Pinterest provides key visual stimuli. I personally think that visuals attract people to our products more than any other type of marketing. Pictures are engaging, spark interest, and draw attention. In our culture of short-attention spans, the quick visual is sometimes all the time we have to garner someone’s interest. Just last week I was attracted to two different books as a result of pins on Pinterest. I’m sure if those pins grabbed my attention, they did others as well.
A recent study shows that Pinterest drives more revenue per click than Twitter or Facebook. The study said: "Pinterest is the first social network that’s delivering not only lots of traffic but also real revenue and lots of new customers."
Pinterest puts us into contact with more people than our followers. Currently with the way Pinterest is set up, every time you pin something that is “categorized” it will show up in that particular category under the “Everything” list which anyone can access. That means your pin has the potential to reach more than your followers. In fact, it can go viral. One of my inspirational pins got over 200 repins mostly by non-followers.
Pinterest allows us to connect with readers in a unique way. I connect with writers and industry professionals through Twitter and Blogging. But I’ve connected with readers mostly on Facebook. And since Pinterest is a female dominated site (so far 68.2% of Pinterest users are women), I have no doubt a large majority of my readers (women) will gravitate there at some point in the near future if they’re not already there. I want to be there waiting to welcome them.
On Pinterest, readers will get a better picture of my interests as well as my books (through my story boards).
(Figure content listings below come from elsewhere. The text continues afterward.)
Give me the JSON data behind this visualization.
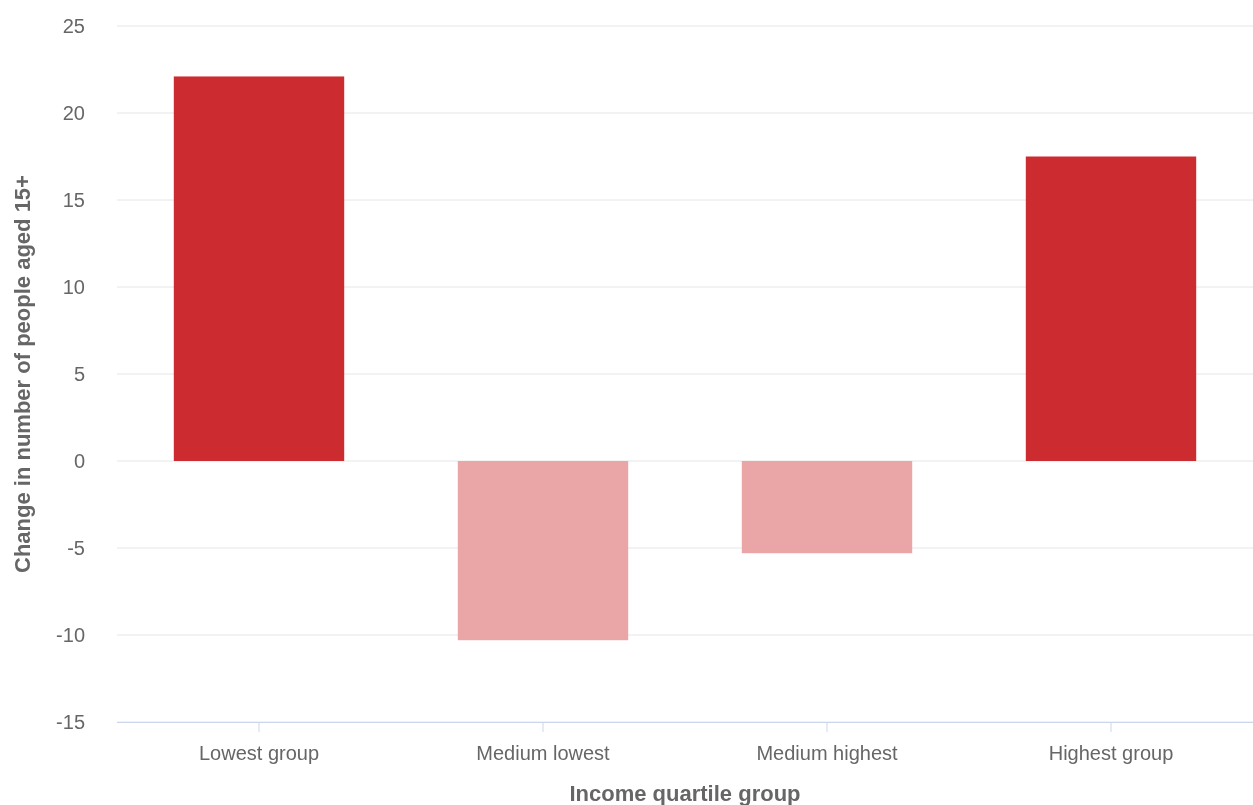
{
  "chart_data": {
    "type": "bar",
    "xlabel": "Income quartile group",
    "ylabel": "Change in number of people aged 15+",
    "categories": [
      "Lowest group",
      "Medium lowest",
      "Medium highest",
      "Highest group"
    ],
    "values": [
      22.1,
      -10.3,
      -5.3,
      17.5
    ],
    "colors": [
      "#cc2b30",
      "#eaa6a7",
      "#eaa6a7",
      "#cc2b30"
    ],
    "ylim": [
      -15,
      25
    ],
    "yticks": [
      -15,
      -10,
      -5,
      0,
      5,
      10,
      15,
      20,
      25
    ],
    "grid": "y"
  }
}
Recently, one follower on Pinterest said she decided to read my book as a result of my active presence on Pinterest. (Read what she said here.)
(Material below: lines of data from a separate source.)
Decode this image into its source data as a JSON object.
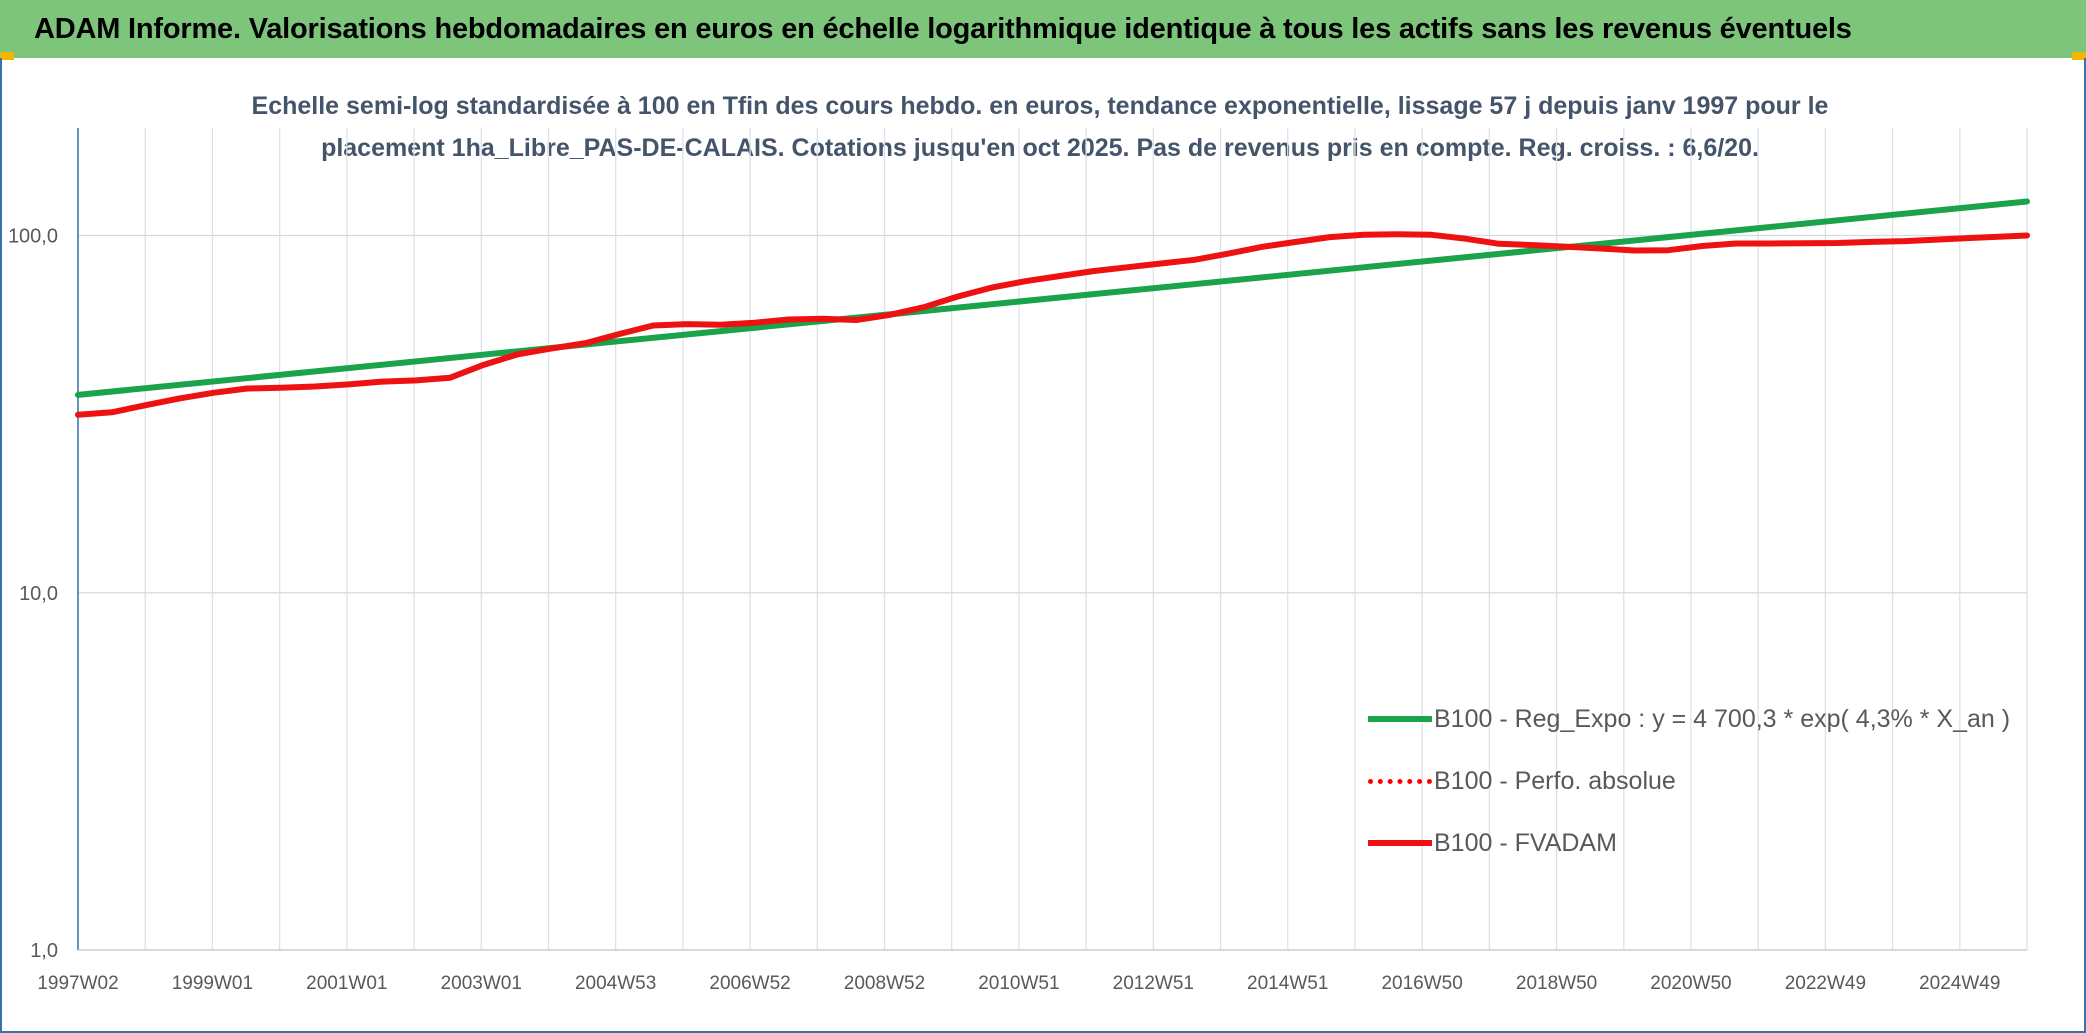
{
  "banner": {
    "title": "ADAM Informe. Valorisations hebdomadaires en euros en échelle logarithmique identique à tous les actifs sans les revenus éventuels"
  },
  "colors": {
    "banner_bg": "#7dc57a",
    "corner_accent": "#f2b705",
    "trend_line": "#1aa34a",
    "perf_line": "#ff0000",
    "fvadam_line": "#ee1111"
  },
  "chart_data": {
    "type": "line",
    "title_line1": "Echelle semi-log standardisée à 100 en Tfin des cours hebdo. en euros, tendance exponentielle, lissage 57 j depuis janv 1997 pour le",
    "title_line2": "placement 1ha_Libre_PAS-DE-CALAIS. Cotations jusqu'en oct 2025. Pas de revenus pris en compte. Reg. croiss. : 6,6/20.",
    "y_scale": "log",
    "ylim": [
      1,
      200
    ],
    "y_ticks": [
      {
        "value": 100,
        "label": "100,0"
      },
      {
        "value": 10,
        "label": "10,0"
      },
      {
        "value": 1,
        "label": "1,0"
      }
    ],
    "x_tick_labels": [
      "1997W02",
      "1999W01",
      "2001W01",
      "2003W01",
      "2004W53",
      "2006W52",
      "2008W52",
      "2010W51",
      "2012W51",
      "2014W51",
      "2016W50",
      "2018W50",
      "2020W50",
      "2022W49",
      "2024W49"
    ],
    "xlim": [
      1997.0,
      2025.8
    ],
    "grid": "vertical lines and horizontal decade lines",
    "legend_position": "bottom-right",
    "series": [
      {
        "name": "B100 - Reg_Expo : y = 4 700,3 * exp( 4,3% *  X_an )",
        "style": "solid",
        "x": [
          1997.0,
          2025.8
        ],
        "values": [
          35.8,
          124.5
        ]
      },
      {
        "name": "B100 - Perfo. absolue",
        "style": "dotted",
        "x": [],
        "values": []
      },
      {
        "name": "B100 - FVADAM",
        "style": "solid",
        "x": [
          1997.0,
          1997.5,
          1998.0,
          1998.5,
          1999.0,
          1999.5,
          2000.0,
          2000.5,
          2001.0,
          2001.5,
          2002.0,
          2002.5,
          2003.0,
          2003.5,
          2004.0,
          2004.5,
          2005.0,
          2005.5,
          2006.0,
          2006.5,
          2007.0,
          2007.5,
          2008.0,
          2008.5,
          2009.0,
          2009.5,
          2010.0,
          2010.5,
          2011.0,
          2011.5,
          2012.0,
          2012.5,
          2013.0,
          2013.5,
          2014.0,
          2014.5,
          2015.0,
          2015.5,
          2016.0,
          2016.5,
          2017.0,
          2017.5,
          2018.0,
          2018.5,
          2019.0,
          2019.5,
          2020.0,
          2020.5,
          2021.0,
          2021.5,
          2022.0,
          2022.5,
          2023.0,
          2023.5,
          2024.0,
          2024.5,
          2025.0,
          2025.8
        ],
        "values": [
          31.5,
          32.0,
          33.5,
          35.0,
          36.3,
          37.3,
          37.5,
          37.8,
          38.3,
          39.0,
          39.3,
          40.0,
          43.5,
          46.5,
          48.3,
          50.0,
          53.0,
          56.0,
          56.5,
          56.3,
          57.0,
          58.2,
          58.5,
          58.0,
          60.0,
          63.0,
          67.5,
          71.5,
          74.5,
          77.0,
          79.5,
          81.5,
          83.5,
          85.5,
          89.0,
          93.0,
          96.0,
          99.0,
          100.5,
          100.8,
          100.5,
          98.0,
          94.8,
          94.0,
          93.0,
          92.0,
          90.8,
          91.0,
          93.5,
          95.0,
          95.0,
          95.2,
          95.3,
          96.0,
          96.5,
          97.5,
          98.5,
          100.0
        ]
      }
    ]
  }
}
For those who are dragging their feet about joining a new social media site, just remember the hesitancies you had with Twitter or that Facebook Page when you first started. They seemed a little intimidating at first, and you didn’t really “get” the point of them.
But once you jumped in and tried them, they began to grow on you, right?
It’s the same with Pinterest. Don’t let fear or other excuses stop you. As modern writers, we have to stay flexible and willing to change with the times.
Pinterest is only growing in popularity every day. Once you take part in the pinning fun, you’ll begin to see why it’s becoming so popular. And you’ll realize what a valuable new tool it can be to add to your writer’s toolbox.
Pinterest is NOT a place to spam our books. Like any of the social media sites, Pinterest is SOCIAL. It works best if we pin/repin a variety of pictures that can entertain, encourage, and inspire others.
Pinterest needs to reflect YOU. One of the coolest things about Pinterest is that you can tailor your site to reflect your BRAND and who you are as a writer. For example, my boards display not only my novels, but also my love of writing, reading, coffee, and chocolate. I invite you to take a look and get some ideas from what I'm doing. But you shouldn't try to imitate me or anyone else. Figure out your brand and what is uniquely YOU.
Pinterest also needs to be for our readers. While it’s fun to have all kinds of random boards of things we like (i.e. hairstyles, kitchen remodeling,etc.), we need to keep the primary focus on having boards and pins that will appeal to our consumers. I think Random House and Penguin Books do a fabulous job with their boards. Both are promoting their books but at the same time appealing to their target audience in creative ways.
So, if you’re not using Pinterest, did I convince you of its worth? *grin* If not, why not? What’s holding you back? If you’re using Pinterest, what are some things you’ve learned about the site that can help other writers who are getting started on it?